Madison worked closely with Jefferson, who lived only 30 miles away, on establishing the University of Virginia, and helped to maintain it after Jefferson's death in l826.  At that time, Madison was named rector.  He came out of retirement briefly at age 78 to direct the rewriting of the Virginia Constitution in 1829.

On June 28, 1836, Madison lay dying of rheumatism.  He had refused stimulants aimed at keeping him alive until July 4th.  Dolley sat beside the bed in anguish for endless hours.  Then rose to fetch some nourishment for her husband late in the day.  He was dead when she returned to his room.  He was the last signer of the Constitution, the final member of the Continental Congress and  the Virginia Constitutional Convention of 1776 to die.  Dolley lived another 13 years, dying in Washington just after the 4th of July in 1849.  She was buried beside her husband at Monpelier.

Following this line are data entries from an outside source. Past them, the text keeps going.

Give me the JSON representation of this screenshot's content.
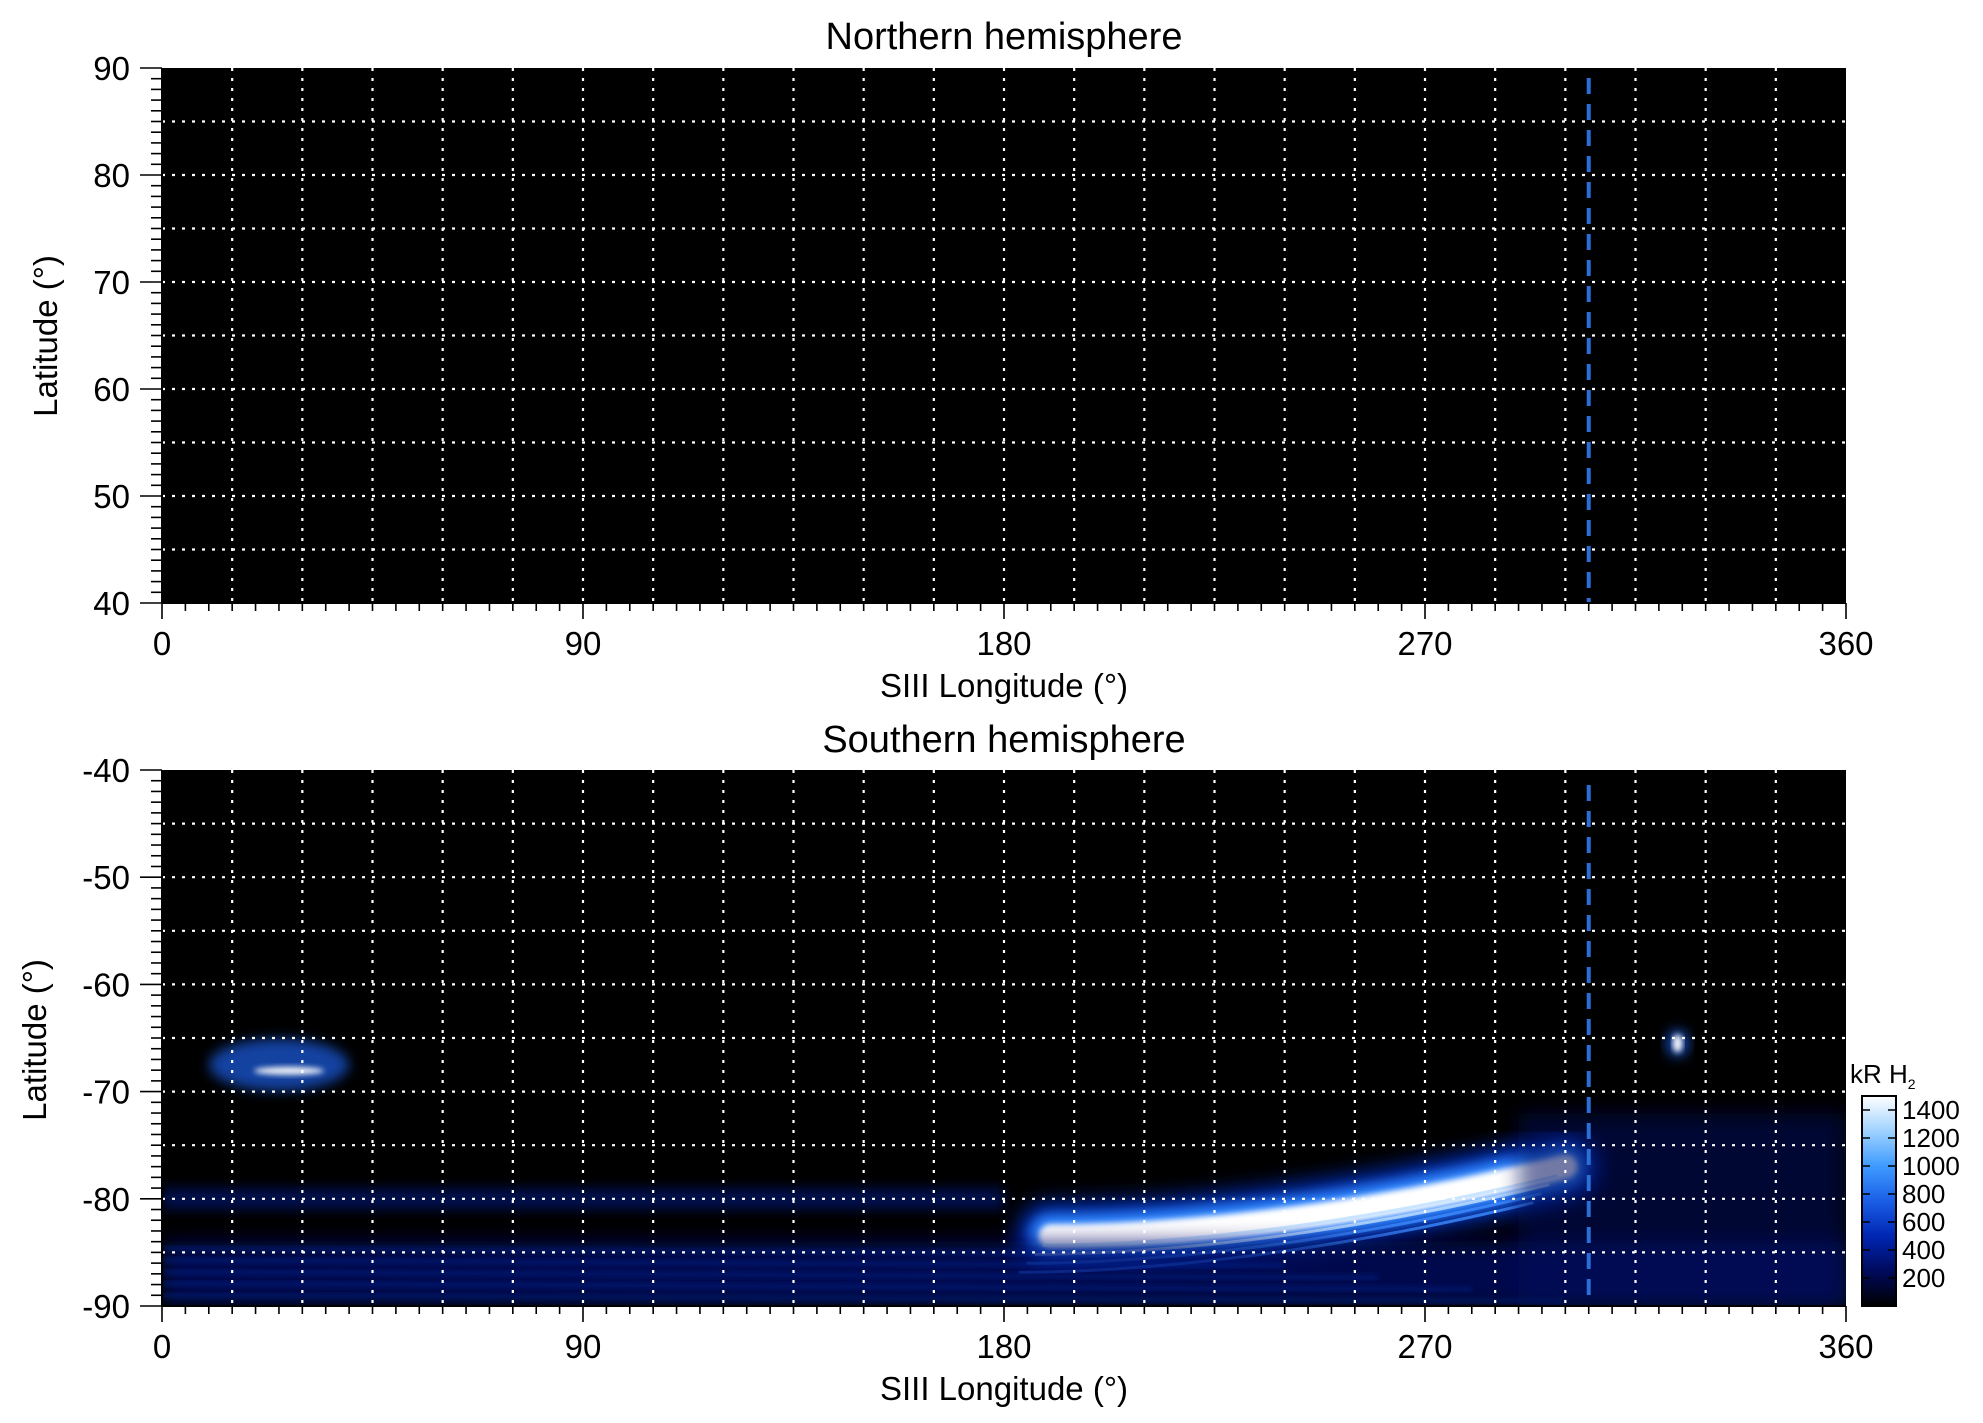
{
  "chart_data": [
    {
      "type": "heatmap",
      "title": "Northern hemisphere",
      "xlabel": "SIII Longitude (°)",
      "ylabel": "Latitude (°)",
      "xlim": [
        0,
        360
      ],
      "ylim": [
        40,
        90
      ],
      "xticks": [
        0,
        90,
        180,
        270,
        360
      ],
      "yticks": [
        40,
        50,
        60,
        70,
        80,
        90
      ],
      "xgrid_step": 15,
      "ygrid_step": 5,
      "grid": true,
      "background_color": "#000000",
      "grid_color": "#ffffff",
      "marker_line": {
        "x": 305,
        "style": "dashed",
        "color": "#2a6fd6"
      },
      "emission_regions": []
    },
    {
      "type": "heatmap",
      "title": "Southern hemisphere",
      "xlabel": "SIII Longitude (°)",
      "ylabel": "Latitude (°)",
      "xlim": [
        0,
        360
      ],
      "ylim": [
        -90,
        -40
      ],
      "xticks": [
        0,
        90,
        180,
        270,
        360
      ],
      "yticks": [
        -40,
        -50,
        -60,
        -70,
        -80,
        -90
      ],
      "xgrid_step": 15,
      "ygrid_step": 5,
      "grid": true,
      "background_color": "#000000",
      "grid_color": "#ffffff",
      "marker_line": {
        "x": 305,
        "style": "dashed",
        "color": "#2a6fd6"
      },
      "emission_regions": [
        {
          "name": "main-oval-arc",
          "lon_start": 190,
          "lon_end": 300,
          "lat_start": -83.5,
          "lat_end": -77,
          "peak_kR": 1400
        },
        {
          "name": "spot-near-30",
          "lon_center": 25,
          "lat_center": -67.5,
          "peak_kR": 1000
        },
        {
          "name": "spot-near-325",
          "lon_center": 324,
          "lat_center": -65.5,
          "peak_kR": 1400
        },
        {
          "name": "diffuse-polar-band",
          "lon_start": 0,
          "lon_end": 360,
          "lat_start": -90,
          "lat_end": -84,
          "peak_kR": 400
        }
      ],
      "colorbar": {
        "label": "kR H",
        "label_subscript": "2",
        "ticks": [
          200,
          400,
          600,
          800,
          1000,
          1200,
          1400
        ],
        "range": [
          0,
          1500
        ],
        "colors": [
          "#000000",
          "#000a5c",
          "#0026b3",
          "#1a5ee6",
          "#3f9bff",
          "#9fd2ff",
          "#ffffff"
        ]
      }
    }
  ]
}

I began this essay by wondering how one would define a person like Madison.  My hope is that in the space allowed, I've been able to convey something about the quality of his life and his commitment to freedom, particularly freedom of expression.  You can tell a good deal more about someone by what they say and do, by who hates them and loves them, and by the annecdotes in their lives, than by the cut of their clothes, their physical size, or the slant of their religion.  Madison gives strong support to that hypothesis.  This nation, and particularly the media community, owes a great deal to this little man who reached beyond his grasp and pulled all of us with him.